Sexy new model could shed light on the Great Recession

Market Monetarists like myself claim that the Great Recession mostly was caused by the fact that the Federal Reserve and other central banks failed to meet a sharp increase in the demand for dollars. Hence, what we saw is what David Beckworth has termed a “passive” tightening of monetary policy.

I have come across a (rather) new paper that might be able to shed more light on what impact the increase in money demand had in the Great Recession.

Te paper by Irina A. Telyukova and Ludo Visschers presents a rather sexy model (that’s an economic model…), but has a rather unsexy title “Precautionary Demand for Money in a Monetary Business Cycle Model”. Here is the abstract:

“We investigate quantitative implications of precautionary demand for money for business cycle dynamics of velocity and other nominal aggregates. Accounting for such dynamics is a standing challenge in monetary macroeconomics: standard business cycle models that have incorporated money have failed to generate realistic predictions in this regard. In those models, the only uncertainty affecting money demand is aggregate. We investigate a model with uninsurable idiosyncratic uncertainty about liquidity need and find that the resulting precautionary motive for holding money produces substantial qualitative and quantitative improvements in accounting for business cycle behavior of nominal variables, at no cost to real variables.”

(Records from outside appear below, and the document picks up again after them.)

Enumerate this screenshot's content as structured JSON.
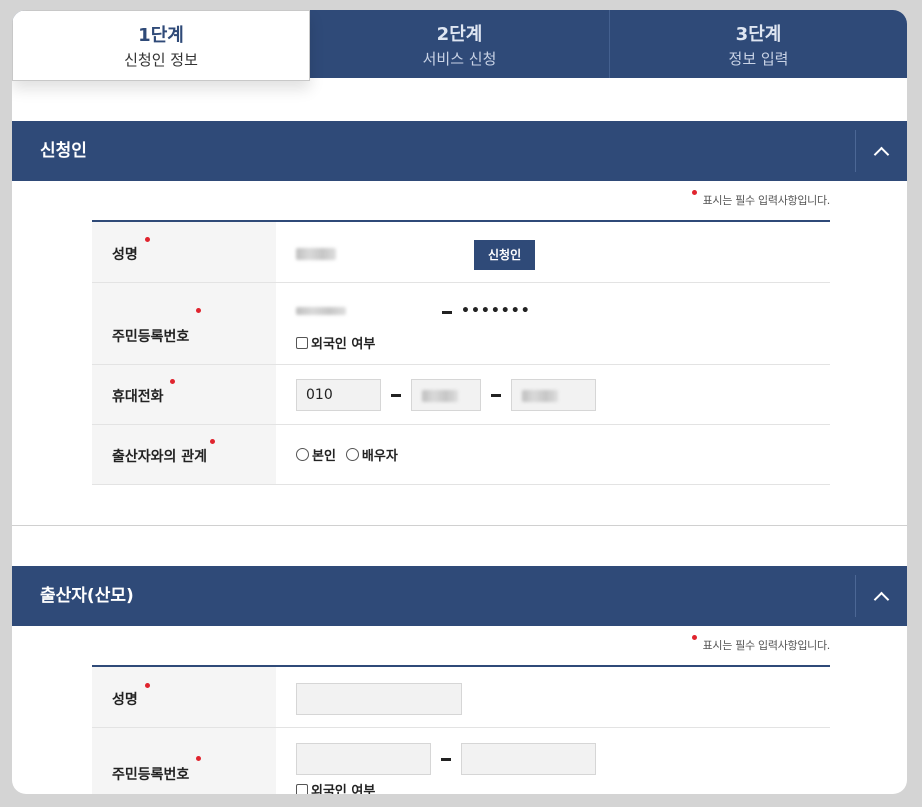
{
  "steps": [
    {
      "num": "1단계",
      "label": "신청인 정보"
    },
    {
      "num": "2단계",
      "label": "서비스 신청"
    },
    {
      "num": "3단계",
      "label": "정보 입력"
    }
  ],
  "colors": {
    "primary": "#2f4a78",
    "required_dot": "#e0242e"
  },
  "required_note": "표시는 필수 입력사항입니다.",
  "section_applicant": {
    "title": "신청인",
    "name_label": "성명",
    "applicant_button": "신청인",
    "rrn_label": "주민등록번호",
    "rrn_back_masked": "•••••••",
    "foreigner_label": "외국인 여부",
    "phone_label": "휴대전화",
    "phone_prefix": "010",
    "relation_label": "출산자와의 관계",
    "relation_options": [
      "본인",
      "배우자"
    ]
  },
  "section_mother": {
    "title": "출산자(산모)",
    "name_label": "성명",
    "rrn_label": "주민등록번호",
    "foreigner_label": "외국인 여부"
  },
  "icons": {
    "collapse": "chevron-up-icon"
  }
}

Hence, Telyukova and Visschers incorporate shocks to money velocity from increases in what they call “precautionary demand for money” into a dynamic business cycle model. The model is yielding rather interesting results, but it is also a rather technical paper so it might be hard to understand if you are a none-technical economist.
Anyway, the conclusion is relatively clear:

“By incorporating this idiosyncratic risk into a standard monetary model with aggregate risk, and by carefully calibrating the idiosyncratic shocks to data, we find that the model matches many dynamic moments of nominal variables well, and greatly improves on the performance of existing monetary models that do not incorporate such idiosyncratic shocks. We show that our results are robust to multiple possible ways of calibrating the model. We show also that omitting precautionary demand while targeting, in calibration, data properties of money demand – a standard calibration practice produces inferior performance in terms of matching the data, potentially misleading implications for parameters of the model, and may therefore adversely affect the model’s policy implications as well.”

The paper was first written back in June 2008 (talk about good timing) and then later updated in March 2011. Oddly enough the paper does not make any reference to the Great Recession! This is typical of this kind of technical papers – even though the results are highly relevant the authors fail to notice that (or ignore it). That does not, however, change the fact that Telyukova’s and Visschers’ paper could clearly shed new light on the Great Recession.

As I see it the Telyukova-Visschers model could be used in two ways which would be directly relevant for monetary policy making. 1) Use the model to simulate the Great Recession. Can the increase in precautionary demand for money account for the Great Recession? 2) The model can be used to test how different policy rules (NGDP targeting, price level, inflation targeting, a McCallum rule, Taylor rule etc.) will work and react to shocks to money demand. I hope that is the direction that Telyukova and Visschers will take their research in the future.

Leave a comment


  1. Alex Salter

     /  October 17, 2011

    I have to admit I’m not very impressed by modeling of this kind. One of the big advantages MM has over other schools is its belief in simple models as opposed to the highly technical stuff which dominated the theory journals pre-crisis. It’s partly that sort of methodology, and the associated mindset, which got us into this mess in the first place. The more complicated the model, the more assumptions you have to make about behavior and background conditions which may or may not be valid. Simple models combined with robust empirical evidence, econometric or otherwise, is the key.

  2. Alex, I to some extent agree. We don’t need super technical models and a lot of math to understand monetary policy and theory. That said, it is interesting that this model actually would have something interesting to say about the Great Recession – even though the model unfortunately is not used in that fashion in the paper.

  3. Lars: that’s an important result. Makes sense intuitively and empirically. Money demand may depend positively on income in normal times, but negatively on income during recessions. The more income falls in a recession, the bigger the demand for money.

  4. talldave2

     /  May 10, 2013

    I agree, would love to see the authors do a follow-up where they look at TGR specifically.